Наконец одарил меня легкой улыбкой. И сожмурил веки. Я на цыпочках обошла его, любуясь рельефами мускулов, ветками крупных вен на руках и замерла у накачанной задницы. Так и быть. Я замахнулась — на полпути мысль остановила: Ирий ведь не нарочно разукрасил меня синяками. Ни злости, ни обиды я на него не держала. Испугаться бы, вдруг в следующий раз он вновь изобретет нечто более безумное, чем приковать меня ножками стула к потолку. Только… наступит ли следующий раз?

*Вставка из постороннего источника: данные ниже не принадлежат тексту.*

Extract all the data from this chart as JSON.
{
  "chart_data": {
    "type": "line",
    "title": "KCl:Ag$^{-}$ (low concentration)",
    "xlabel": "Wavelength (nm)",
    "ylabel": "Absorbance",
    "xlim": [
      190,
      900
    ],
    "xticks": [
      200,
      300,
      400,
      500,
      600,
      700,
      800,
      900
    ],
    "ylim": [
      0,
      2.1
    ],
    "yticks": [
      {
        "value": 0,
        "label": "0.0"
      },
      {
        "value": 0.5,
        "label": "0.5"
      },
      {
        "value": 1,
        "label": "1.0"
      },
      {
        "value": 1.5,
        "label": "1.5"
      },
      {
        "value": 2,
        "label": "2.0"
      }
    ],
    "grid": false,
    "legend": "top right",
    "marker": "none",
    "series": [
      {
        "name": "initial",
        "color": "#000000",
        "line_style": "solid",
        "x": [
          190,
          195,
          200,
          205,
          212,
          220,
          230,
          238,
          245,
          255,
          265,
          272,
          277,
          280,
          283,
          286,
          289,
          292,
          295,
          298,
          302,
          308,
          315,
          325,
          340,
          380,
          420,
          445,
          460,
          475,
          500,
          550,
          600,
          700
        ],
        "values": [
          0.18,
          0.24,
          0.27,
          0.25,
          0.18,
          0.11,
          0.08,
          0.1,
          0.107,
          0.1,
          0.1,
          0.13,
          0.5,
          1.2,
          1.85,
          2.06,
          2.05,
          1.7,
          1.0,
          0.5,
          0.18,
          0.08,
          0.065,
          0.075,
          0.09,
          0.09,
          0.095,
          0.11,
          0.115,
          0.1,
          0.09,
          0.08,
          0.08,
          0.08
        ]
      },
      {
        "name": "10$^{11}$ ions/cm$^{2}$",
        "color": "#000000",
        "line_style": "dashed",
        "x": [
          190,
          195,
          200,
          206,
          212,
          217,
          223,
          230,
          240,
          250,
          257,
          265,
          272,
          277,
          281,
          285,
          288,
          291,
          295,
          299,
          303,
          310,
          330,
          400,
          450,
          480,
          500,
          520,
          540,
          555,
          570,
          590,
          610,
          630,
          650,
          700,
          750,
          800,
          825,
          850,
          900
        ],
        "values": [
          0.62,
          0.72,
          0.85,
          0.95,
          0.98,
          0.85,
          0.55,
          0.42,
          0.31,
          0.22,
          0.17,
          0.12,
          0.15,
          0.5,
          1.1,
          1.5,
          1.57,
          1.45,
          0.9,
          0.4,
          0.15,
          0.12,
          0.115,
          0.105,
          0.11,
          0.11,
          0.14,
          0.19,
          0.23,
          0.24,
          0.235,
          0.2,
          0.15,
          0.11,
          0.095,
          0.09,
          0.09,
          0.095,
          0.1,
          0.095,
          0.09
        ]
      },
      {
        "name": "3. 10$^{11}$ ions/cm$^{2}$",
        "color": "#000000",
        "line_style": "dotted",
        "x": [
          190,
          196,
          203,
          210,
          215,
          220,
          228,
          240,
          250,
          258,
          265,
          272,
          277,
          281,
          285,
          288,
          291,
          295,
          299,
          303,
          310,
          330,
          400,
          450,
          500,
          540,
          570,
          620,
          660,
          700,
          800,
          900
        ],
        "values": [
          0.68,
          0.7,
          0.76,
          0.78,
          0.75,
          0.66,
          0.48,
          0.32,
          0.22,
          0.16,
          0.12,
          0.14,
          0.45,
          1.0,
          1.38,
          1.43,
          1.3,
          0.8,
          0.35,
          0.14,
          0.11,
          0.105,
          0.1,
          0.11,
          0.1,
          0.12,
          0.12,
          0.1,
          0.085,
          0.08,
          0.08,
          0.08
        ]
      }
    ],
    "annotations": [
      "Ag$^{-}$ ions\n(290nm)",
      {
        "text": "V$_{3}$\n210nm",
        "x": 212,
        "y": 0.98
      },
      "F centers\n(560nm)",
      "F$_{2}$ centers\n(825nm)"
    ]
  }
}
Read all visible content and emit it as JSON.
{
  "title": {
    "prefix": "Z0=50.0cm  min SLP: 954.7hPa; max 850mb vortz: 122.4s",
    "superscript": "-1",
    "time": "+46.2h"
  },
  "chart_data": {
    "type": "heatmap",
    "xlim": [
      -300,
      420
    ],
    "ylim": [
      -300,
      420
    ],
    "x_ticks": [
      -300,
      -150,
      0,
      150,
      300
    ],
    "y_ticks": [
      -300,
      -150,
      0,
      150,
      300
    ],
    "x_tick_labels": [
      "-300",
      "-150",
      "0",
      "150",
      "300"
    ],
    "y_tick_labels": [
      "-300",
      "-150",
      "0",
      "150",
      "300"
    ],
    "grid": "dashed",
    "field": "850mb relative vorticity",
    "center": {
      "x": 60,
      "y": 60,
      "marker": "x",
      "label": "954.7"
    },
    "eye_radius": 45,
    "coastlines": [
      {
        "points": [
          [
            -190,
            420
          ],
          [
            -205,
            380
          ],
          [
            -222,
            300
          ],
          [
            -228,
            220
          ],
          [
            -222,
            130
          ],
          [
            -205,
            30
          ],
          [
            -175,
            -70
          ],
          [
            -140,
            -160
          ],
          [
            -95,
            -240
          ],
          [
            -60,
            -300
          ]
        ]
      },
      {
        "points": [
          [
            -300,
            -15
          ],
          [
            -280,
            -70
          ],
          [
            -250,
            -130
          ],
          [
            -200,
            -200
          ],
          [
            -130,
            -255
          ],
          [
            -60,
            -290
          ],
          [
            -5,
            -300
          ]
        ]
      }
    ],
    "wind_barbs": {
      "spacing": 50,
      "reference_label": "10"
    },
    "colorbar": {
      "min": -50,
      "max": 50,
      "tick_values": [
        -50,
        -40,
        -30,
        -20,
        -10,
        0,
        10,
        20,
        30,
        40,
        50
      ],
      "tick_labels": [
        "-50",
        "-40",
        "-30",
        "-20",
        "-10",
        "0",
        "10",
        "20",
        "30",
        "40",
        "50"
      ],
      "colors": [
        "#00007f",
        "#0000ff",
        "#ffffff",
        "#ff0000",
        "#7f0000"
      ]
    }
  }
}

Поэтому нельзя терять ни секунды. Когда еще так повезет? Я отвела руку в сторону, прицелилась — и саданула со всей дури по крепкой голой заднице. Шлепок выстрелом вспорол тишину. На коже вспыхнул красный след.
— Бесовка, мать твою… — прорычал Ирий и вырвал из моих рук ремень. Я неловко скалила зубы.
— Сильно больно, да?
— Пустяк.
Поджатые губы и напряженные желваки говорили о другом. В дверь осторожно постучали. Приехал ужин?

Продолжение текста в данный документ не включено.